The cannon, which was fired by the homeowner as a family was celebrating a baby's pending arrival, was similar to a Signal Cannon, more commonly used as a novelty item. Police said the homeowner had bought the cannon at an auction and had fired it several times before.

It's suspected that the shrapnel came from the cannon breaking apart during the explosion, police said.

"The cannon is designed to create a big flash, a loud noise and create smoke," state police said in a news release. "The cannon did not contain any projectiles, but it is suspected that the gun powder loaded into the device caused the cannon to fracture, resulting in shrapnel being spread in the area."

State police Lt. Liz Rich told WJRT-TV that "the cast material exploded and sent projectiles in all directions. ... If there aren't regular inspections on a device like this, the cast material can wear away."

Following an investigation, the case will be sent to the Genesee County prosecutor for review, police said.

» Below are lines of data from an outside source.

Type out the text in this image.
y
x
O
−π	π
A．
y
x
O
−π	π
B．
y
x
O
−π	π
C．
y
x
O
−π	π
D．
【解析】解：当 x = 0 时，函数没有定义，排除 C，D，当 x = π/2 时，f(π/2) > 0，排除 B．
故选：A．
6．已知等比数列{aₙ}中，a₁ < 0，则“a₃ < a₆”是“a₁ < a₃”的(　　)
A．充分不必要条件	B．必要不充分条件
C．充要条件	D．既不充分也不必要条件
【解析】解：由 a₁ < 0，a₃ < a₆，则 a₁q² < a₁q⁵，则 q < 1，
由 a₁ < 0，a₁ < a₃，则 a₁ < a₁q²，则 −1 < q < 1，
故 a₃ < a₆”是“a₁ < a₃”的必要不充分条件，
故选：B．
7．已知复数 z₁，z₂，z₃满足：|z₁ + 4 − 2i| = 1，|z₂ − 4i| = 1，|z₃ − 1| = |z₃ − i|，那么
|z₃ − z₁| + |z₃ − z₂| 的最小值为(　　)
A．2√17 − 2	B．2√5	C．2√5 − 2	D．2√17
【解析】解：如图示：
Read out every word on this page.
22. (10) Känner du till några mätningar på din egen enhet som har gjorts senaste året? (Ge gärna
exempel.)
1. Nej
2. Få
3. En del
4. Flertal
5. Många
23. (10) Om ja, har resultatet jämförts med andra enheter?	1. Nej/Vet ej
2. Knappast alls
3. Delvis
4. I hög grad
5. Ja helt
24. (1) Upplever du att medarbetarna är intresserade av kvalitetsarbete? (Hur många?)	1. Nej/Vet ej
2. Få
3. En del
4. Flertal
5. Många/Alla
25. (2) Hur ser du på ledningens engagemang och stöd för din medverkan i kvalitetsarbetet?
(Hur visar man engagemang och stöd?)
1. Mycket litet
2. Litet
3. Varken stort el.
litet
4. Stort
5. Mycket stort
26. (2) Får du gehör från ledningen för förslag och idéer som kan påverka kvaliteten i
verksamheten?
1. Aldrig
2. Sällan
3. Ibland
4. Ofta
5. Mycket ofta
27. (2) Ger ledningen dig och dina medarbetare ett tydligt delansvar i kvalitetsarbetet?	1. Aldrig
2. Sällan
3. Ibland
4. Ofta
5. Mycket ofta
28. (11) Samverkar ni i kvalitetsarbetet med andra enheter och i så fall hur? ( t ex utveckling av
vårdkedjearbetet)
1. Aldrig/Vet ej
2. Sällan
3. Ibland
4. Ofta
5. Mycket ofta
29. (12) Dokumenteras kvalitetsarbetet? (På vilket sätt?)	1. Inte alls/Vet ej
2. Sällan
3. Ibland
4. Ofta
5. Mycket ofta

Silva's brother, Phil Silva, posted a tribute to his sibling on Facebook, saying: "He has left behind a loving family, countless friends and memories in all of our hearts," The Detroit News reported.

In recent years, some gender-reveal events — where devices eject confetti, balloons or other colored objects to announce a soon-to-be-born child's sex — have taken a dangerous turn.

In September, a couple's plan to reveal their baby's gender with blue or pink smoke sparked a wildfire that burned thousands of acres in Southern California. And in 2019, a homemade explosive used to reveal a baby's gender killed 56-year-old Pamela Kreimeyer in Knoxville, Iowa. The device was meant to spray powder but instead blew up like a pipe bomb.